How important was Erich Strenger to Porsche?

He played a major role in the brand development of Porsche. In the marque’s early years he was pretty much the only person who was involved in the creative design department, going on to invent the famed logo and the Porsche Red. That lone position continued until guys like the famed German designer Kurt Weidemann and large agencies like Jung von Matt took over the graphic design and advertising work.

What is your favourite piece of Porsche work he created and why?

For me it’s definitely early posters he did. I think he was a great illustrator and typographer. These two qualities really come together in these posters.

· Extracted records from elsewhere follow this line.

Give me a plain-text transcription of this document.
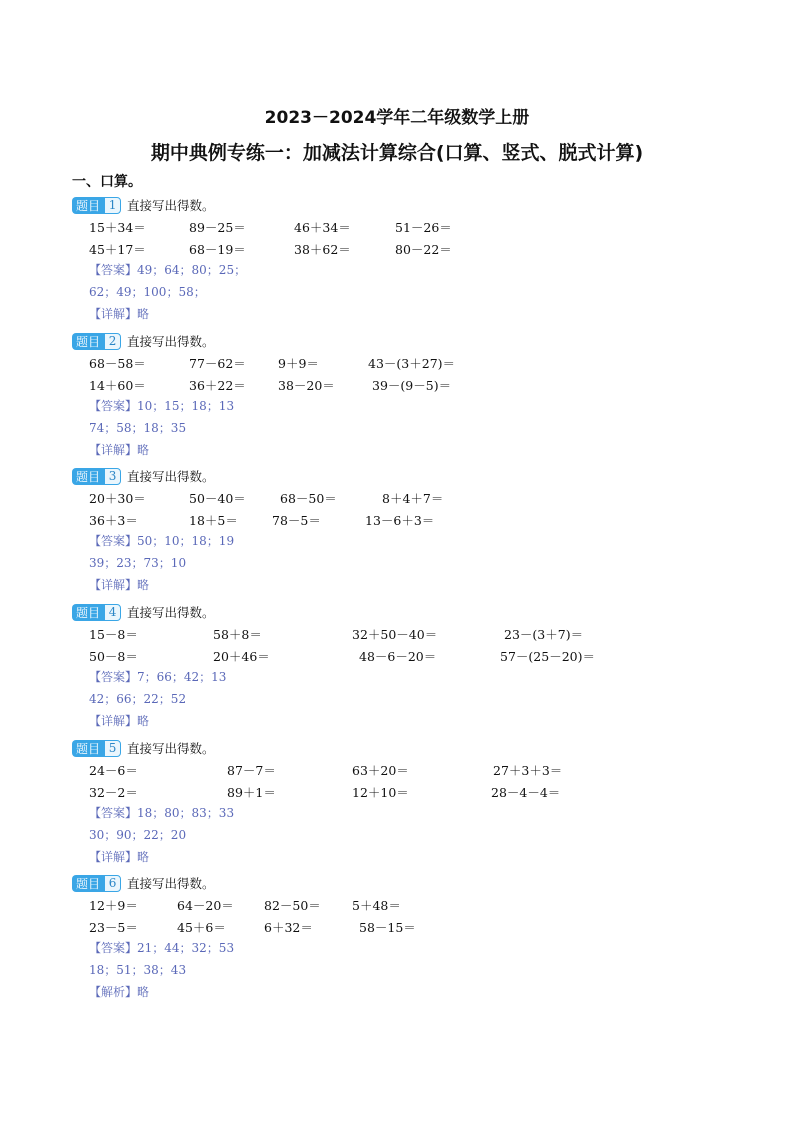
2023－2024学年二年级数学上册
期中典例专练一：加减法计算综合(口算、竖式、脱式计算)
一、口算。
题目 1 直接写出得数。
15＋34＝	89－25＝	46＋34＝	51－26＝
45＋17＝	68－19＝	38＋62＝	80－22＝
【答案】49；64；80；25；
62；49；100；58；
【详解】略
题目 2 直接写出得数。
68－58＝	77－62＝	9＋9＝	43－(3＋27)＝
14＋60＝	36＋22＝	38－20＝	39－(9－5)＝
【答案】10；15；18；13
74；58；18；35
【详解】略
题目 3 直接写出得数。
20＋30＝	50－40＝	68－50＝	8＋4＋7＝
36＋3＝	18＋5＝	78－5＝	13－6＋3＝
【答案】50；10；18；19
39；23；73；10
【详解】略
题目 4 直接写出得数。
15－8＝	58＋8＝	32＋50－40＝	23－(3＋7)＝
50－8＝	20＋46＝	48－6－20＝	57－(25－20)＝
【答案】7；66；42；13
42；66；22；52
【详解】略
题目 5 直接写出得数。
24－6＝	87－7＝	63＋20＝	27＋3＋3＝
32－2＝	89＋1＝	12＋10＝	28－4－4＝
【答案】18；80；83；33
30；90；22；20
【详解】略
题目 6 直接写出得数。
12＋9＝	64－20＝ 82－50＝ 5＋48＝
23－5＝	45＋6＝	6＋32＝	58－15＝
【答案】21；44；32；53
18；51；38；43
【解析】略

What is your favourite Porsche period he was involved in?

As you can imagine I also like the first years respectively 1950‘s to 70’s. During that time Erich Strenger was more like a family member of Porsche, rather than a contractor. He had access to almost every area in the factory and could come and go

across the business without asking for permission. Call it nostalgic, but with this in mind I feel reminded of the period of ‘Mad Men’, the Madison Avenue advertising gurus of the namesake TV series. This aspect is possibly the most significant element that changed after the small company evolved into a huge enterprise.

What influence did he have on wider graphic design and advertising?

I don’t really think that he had a wider impact or influence on graphic design or advertising itself. His work has not been edgy enough outside the automotive arena. People who had an influence during this period were guys like Massimo Vignelli, Wim Crouwel or Paul Rand, but surely their work has been too far away from what Porsche had wanted during those years. Erich Strenger has been a great craftsman, which truly fulfilled Porsches needs back then.

What’s the difference between that period of design and advertising and today’s approach?

I think the main difference is the technology we can rely on nowadays. While you had to use airbrush, brush, calligraphy, lettra-set and much of dexterity you simply need your laptop in today’s world. Of course it requires certain skills and brainpower – nothing has changed in that respect. Even the ‘time’ factor played a role back in the days as much as it does today. It relatively took more time to get things done then, but it always had to be as quick as possible.

Mats Kubiak graduated as Master of Arts at Peter Behrens School of Arts (HSD) and lives and works in Düsseldorf, Germany. He is a designer, photographer, lecturer, co-founder of g31 (www.g31design.com) and the author of "Erich Strenger and Porsche – a graphical report".